Contrairement au vers latin, divisé en mesures, le système du vers français s'appuie d'abord sur la syllabe. Cette versification est ainsi soumise depuis le xviie siècle, avec Malherbe notamment, à un ensemble de règles. La délimitation de la syllabe se heurte notamment au problème du -e en fin de mot. Celui-ci s'élide devant une voyelle, mais se prononce devant une consonne : « Leur haine pour Hector n'est pas encor(e) éteinte » (Racine, Andromaque, I, 4).

La rencontre de deux voyelles à l'intérieur d'un mot peut modifier également le compte des syllabes. Lorsque la première voyelle est un i, un u ou un ou, on dénombrera soit une, soit deux syllabes. Dans le premier cas, on parle de synérèse, dans l'autre de diérèse. Basée sur l'étymologie, la détermination du nombre de ces syllabes a subi des influences diverses, qui ont pu en modifier le compte. Enfin, la versification pose l'interdiction de l'hiatus, c'est-à-dire de la succession de deux voyelles, l'une terminant un mot, l'autre commençant le suivant. Il est à noter qu'on interdit également l'-e postvocalique non élidé. Un segment tel que « les nuées ouvertes » est impossible, car l'-e de « nuées » ne peut s'élider devant le -s.

C'est donc le syllabisme qui permet en partie de déterminer les spécificités du vers en France. Les trois types les plus fréquemment utilisés sont l'octosyllabe, le décasyllabe et l'alexandrin. Le premier, le plus ancien, reste très employé, tant dans les formes dramatiques comme les farces ou les mystères que dans les formes lyriques du xixe siècle. Le décasyllabe est d'abord usité dans la poésie épique et lyrique, où il est considéré comme le « vers commun », notamment dans les formes fixes comme la ballade, avant d'être supplanté à partir du xvie siècle par l'alexandrin.

Naissance de l'alexandrin

Utilisé pour la première fois dans le Pèlerinage de Charlemagne (fin xie-début xiie siècle), son nom apparaît seulement au xiie siècle, dans une poésie épique, le Roman d'Alexandre. Ce vers de douze syllabes va devenir le mètre de référence du théâtre, en particulier dans l'âge dit « classique ». À cette époque, l'alexandrin possède une structure régulière, déterminée par un rythme binaire. Les douze syllabes sont en effet usuellement divisées en deux groupes de six syllabes, nommés « hémistiches » et coupés par une césure. Celle-ci est déterminée par l'accentuation de la sixième syllabe du vers et, au xviie siècle, elle épouse la syntaxe. Comme la fin d'un vers, elle ne doit pas isoler des éléments grammaticalement dépendants, un article et le nom qu'il détermine par exemple : ARICIE – « Dans quels ravissements, / / à votre sort liée, / Du reste des mortels / / je vivrais oubliée ! » (Racine, Phèdre, V, 1).
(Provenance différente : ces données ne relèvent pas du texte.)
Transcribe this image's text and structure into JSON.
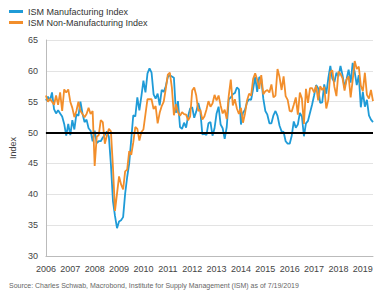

Ainsi, l'alexandrin régulier est un mètre de douze syllabes, possédant deux accents toniques fixes, l'un à la césure, l'autre à la rime, en plus de deux accents libres à l'intérieur de chaque hémistiche.

Si le schéma rythmique se caractérise par l'agencement de ces accents, le schéma harmonique est conditionné par la répétition de mêmes phonèmes : on parlera d'assonance lorsque les voyelles se répètent, d'allitération lorsqu'il s'agit de consonnes, de rime enfin. Phonétiquement, la rime désigne l'homophonie de la dernière voyelle tonique de deux ou plusieurs vers, et des phonèmes qui peuvent la suivre (« cire » et « ire »). Lorsque les phonèmes qui suivent la voyelle tonique sont différents, il n'y a pas rime, mais assonance (« cire » et « dédise »). Les homophonies déterminent le type de rime : la « rime pauvre » est constituée par la simple homophonie de la dernière[...]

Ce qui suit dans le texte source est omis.